A subgroup of a group that is both pronormal and subnormal must be normal.

Related facts

Pronormal implies intermediately subnormal-to-normal: This can further be generalized to polynormal implies intermediately subnormal-to-normal.
Normalizer of pronormal implies abnormal
Pronormal implies self-conjugate-permutable (finite groups)

Facts used

Pronormality satisfies intermediate subgroup condition: A pronormal subgroup in the whole group is also pronormal in any intermediate subgroup (this is used in the first proof).

Proof

The proof involves two steps.

Pronormal and 2-subnormal implies normal

A 2-subnormal subgroup is a subgroup realized as a normal subgroup of a normal subgroup. We prove that a pronormal 2-subnormal subgroup is normal.
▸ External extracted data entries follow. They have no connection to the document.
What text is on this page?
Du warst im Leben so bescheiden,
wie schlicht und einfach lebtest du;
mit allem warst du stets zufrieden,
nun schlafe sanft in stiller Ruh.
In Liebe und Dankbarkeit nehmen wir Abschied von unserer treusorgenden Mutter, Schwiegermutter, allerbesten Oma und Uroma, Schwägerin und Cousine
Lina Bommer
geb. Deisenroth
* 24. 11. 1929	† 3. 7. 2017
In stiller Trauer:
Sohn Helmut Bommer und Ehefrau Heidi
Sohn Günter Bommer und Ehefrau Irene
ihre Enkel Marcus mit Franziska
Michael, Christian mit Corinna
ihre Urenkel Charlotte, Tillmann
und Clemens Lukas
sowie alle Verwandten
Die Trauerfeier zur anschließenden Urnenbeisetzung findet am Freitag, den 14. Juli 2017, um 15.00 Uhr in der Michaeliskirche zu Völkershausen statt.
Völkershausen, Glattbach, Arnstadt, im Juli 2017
Given: $H\triangleleft K\triangleleft G$ , and $H$ is pronormal in $G$ .

To prove: $H$ is normal in $G$ . Take $g\in G$ . We must show that $H^{g}=H$ .

Clearly $H^{g}$ must lie inside the normal closure of $H$ in $G$ , and since $K$ is a normal subgroup containing $H$ , $H^{g}$ must lie inside $K$ . Now, since $H$ is pronormal in $G$ , $H$ and $H^{g}$ are conjugate subgroups in $<H,H^{g}$ , and thus are conjugate subgroups inside $K$ .

This, combined with the fact that $H$ is normal inside $K$ , tells us that $H^{g}=H$ .

Overall proof

The overall proof proceeds by induction, using the above lemma. The induction statement for $n$ says:

Any pronormal subgroup of subnormal depth at most $n$ is normal.

The statement is proved by showing that any pronormal subgroup of subnormal depth $n$ is of subnormal depth at most $n-1$ , and then appealing to induction. Here's how. Suppose $H$ is pronormal in $G$ and:

$H=H_{0}\triangleleft H_{1}\triangleleft H_{2}\triangleleft \ldots \triangleleft H_{n}=G$

$H$ , being pronormal in $G$ is also pronormal in every intermediate subgroup (property-theoretically, pronormality satisfies the intermediate subgroup condition). So $H$ is pronormal in $H_{2}$ . But $H$ is also 2-subnormal in $H_{2}$ , and the previous lemma tells us that any pronormal 2-subnormal subgroup is normal. So $H\triangleleft H_{2}$ , and we get:

$H=H_{0}\triangleleft H_{2}\triangleleft \ldots \triangleleft H_{n}=G$

Thus $H$ has subnormal depth at most $n-1$ , and induction applies.

Converse

The converse is clearly true: any normal subgroup is pronormal as well as subnormal.